Vaughan was born in 1912 at Selsley Bill, Sussex. At his public school, he gained a good grounding in Italian Renaissance art, but did not go on to art college. Having worked for eight years as a designer in an advertising agency, in 1939 he registered as a conscientious objector.
It was during the wartime and post-war years that Vaughan and his young fellow artists John Minton and John Craxton portrayed romantic figures of young men lit by ‘the visionary gleam’ of dusk, immersed in elegiac, rhapsodic contemplation in lush landscapes – scenes partly inspired by the rustic idylls of Samuel Palmer and, recently, Graham Sutherland (Vaughan’s slightly older friend and mentor). Vaughan’s description in his brilliantly self-exploratory Journal of adolescent boys seen bathing in the Rhône in the late 1940s – ‘with a froth of whiteness and [who] then plunge screaming into the sienna-coloured water’ – could be an articulation of one of his own immediately post-war paintings.

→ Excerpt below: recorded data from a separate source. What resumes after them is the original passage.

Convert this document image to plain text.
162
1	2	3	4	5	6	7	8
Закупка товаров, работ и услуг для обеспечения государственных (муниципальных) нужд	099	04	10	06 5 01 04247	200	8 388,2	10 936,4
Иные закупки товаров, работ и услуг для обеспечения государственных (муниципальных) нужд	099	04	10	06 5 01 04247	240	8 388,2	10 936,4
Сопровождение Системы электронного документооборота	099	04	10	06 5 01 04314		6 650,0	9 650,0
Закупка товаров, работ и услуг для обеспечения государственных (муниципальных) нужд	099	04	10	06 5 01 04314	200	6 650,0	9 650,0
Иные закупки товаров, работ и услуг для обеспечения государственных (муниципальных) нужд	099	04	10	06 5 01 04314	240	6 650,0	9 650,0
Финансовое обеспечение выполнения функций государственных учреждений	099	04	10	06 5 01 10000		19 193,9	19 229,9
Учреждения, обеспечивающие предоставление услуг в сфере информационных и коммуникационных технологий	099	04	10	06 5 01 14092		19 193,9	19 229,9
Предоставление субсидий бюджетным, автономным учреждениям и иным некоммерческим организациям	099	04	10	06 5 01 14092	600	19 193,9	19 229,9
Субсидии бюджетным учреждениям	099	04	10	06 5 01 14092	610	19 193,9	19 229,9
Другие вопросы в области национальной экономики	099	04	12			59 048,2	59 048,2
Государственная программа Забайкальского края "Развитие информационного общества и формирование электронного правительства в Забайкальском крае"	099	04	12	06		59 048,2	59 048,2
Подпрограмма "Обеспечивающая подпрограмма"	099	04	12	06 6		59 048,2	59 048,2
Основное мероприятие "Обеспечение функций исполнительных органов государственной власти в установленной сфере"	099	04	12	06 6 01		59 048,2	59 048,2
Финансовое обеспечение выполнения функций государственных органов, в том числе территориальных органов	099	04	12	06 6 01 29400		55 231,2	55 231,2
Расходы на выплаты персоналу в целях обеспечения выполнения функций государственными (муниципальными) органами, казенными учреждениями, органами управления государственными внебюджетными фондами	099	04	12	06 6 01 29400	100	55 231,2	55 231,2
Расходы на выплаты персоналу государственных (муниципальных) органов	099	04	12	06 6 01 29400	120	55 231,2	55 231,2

In an article coinciding with Vaughan’s large retrospective at London’s Whitechapel Gallery in 1962, Bryan Robertson (the Gallery Director) quotes Vaughan:
‘The heroic nude is out for me – that monumental, dignified prototype… Before, I made assemblies of figures, people making studied gestures to each other. Or single melancholic figures. Now I’m trying to combine the two things.’